Model-Agreement-Aware Multi-Objective Optimization for High-Frequency Transformers in EV Onboard Chargers


Kırcıoğlu O., Çamur S.

ENERGIES, vol.19, no.4, pp.1000, 2026 (Scopus)

  • Publication Type: Article / Article
  • Volume: 19 Issue: 4
  • Publication Date: 2026
  • Doi Number: 10.3390/en19041000
  • Journal Name: ENERGIES
  • Journal Indexes: Scopus, Compendex, INSPEC, Directory of Open Access Journals
  • Page Numbers: pp.1000
  • Kocaeli University Affiliated: Yes

Abstract

Developments in electric vehicle (EV) technology are pushing on-board chargers (OBCs) toward higher power density and efficiency, making high-frequency transformer loss prediction a critical design bottleneck.
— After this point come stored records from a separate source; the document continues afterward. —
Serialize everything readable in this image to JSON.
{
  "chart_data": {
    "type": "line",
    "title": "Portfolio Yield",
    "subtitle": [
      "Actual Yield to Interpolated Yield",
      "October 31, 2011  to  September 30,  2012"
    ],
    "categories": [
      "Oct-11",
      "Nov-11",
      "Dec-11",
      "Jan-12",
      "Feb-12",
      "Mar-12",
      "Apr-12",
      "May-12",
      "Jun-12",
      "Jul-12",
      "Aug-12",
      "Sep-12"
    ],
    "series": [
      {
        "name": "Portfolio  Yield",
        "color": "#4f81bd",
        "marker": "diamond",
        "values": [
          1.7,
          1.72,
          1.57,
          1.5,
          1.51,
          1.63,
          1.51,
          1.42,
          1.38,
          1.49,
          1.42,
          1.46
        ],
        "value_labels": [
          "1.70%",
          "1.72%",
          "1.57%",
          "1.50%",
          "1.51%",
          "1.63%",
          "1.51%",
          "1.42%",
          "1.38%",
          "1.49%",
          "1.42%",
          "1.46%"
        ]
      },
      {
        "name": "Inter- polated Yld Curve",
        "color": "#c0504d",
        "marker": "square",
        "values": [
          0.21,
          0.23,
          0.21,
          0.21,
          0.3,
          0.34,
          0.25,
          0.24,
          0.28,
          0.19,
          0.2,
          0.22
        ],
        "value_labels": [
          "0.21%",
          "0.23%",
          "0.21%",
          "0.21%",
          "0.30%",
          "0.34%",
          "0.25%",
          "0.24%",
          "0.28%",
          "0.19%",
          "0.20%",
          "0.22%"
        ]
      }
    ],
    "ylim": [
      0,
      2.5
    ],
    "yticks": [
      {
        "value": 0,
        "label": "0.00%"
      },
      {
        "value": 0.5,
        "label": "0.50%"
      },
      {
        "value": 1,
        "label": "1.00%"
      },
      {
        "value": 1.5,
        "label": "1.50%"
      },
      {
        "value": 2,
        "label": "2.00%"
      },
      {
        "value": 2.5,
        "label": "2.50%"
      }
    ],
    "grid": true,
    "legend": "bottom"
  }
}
However, the accuracy of commonly used analytical winding-loss models varies strongly with frequency, conductor type (Litz/solid), window fill factor, and winding layout (e.g., interleaved), which can render single-model-based optimization unreliable. In this study, six analytical copper-loss models from the literature were independently reimplemented in a unified Python 3.11.5 workflow with a standardized interface to enable fair comparison under identical geometry and operating conditions. The models were benchmarked against 2D finite-element simulations on test scenarios with increasing physical complexity, including high fill-factor Litz windings and interleaved arrangements. The results confirm a regime-dependent behavior: no single model consistently outperforms others across the full design space, and model dispersion increases in geometrically stressed and higher-frequency regions. To manage this uncertainty, variance maps were generated and model disagreement was quantified using the coefficient of variation (CV). Finally, a reliability-oriented multi-objective optimization framework based on NSGA-II was developed, where a SmartTransformerRouter selects a reference loss estimate per candidate and CV is incorporated via constraints/penalties, with optional FEM triggering in high-uncertainty regions.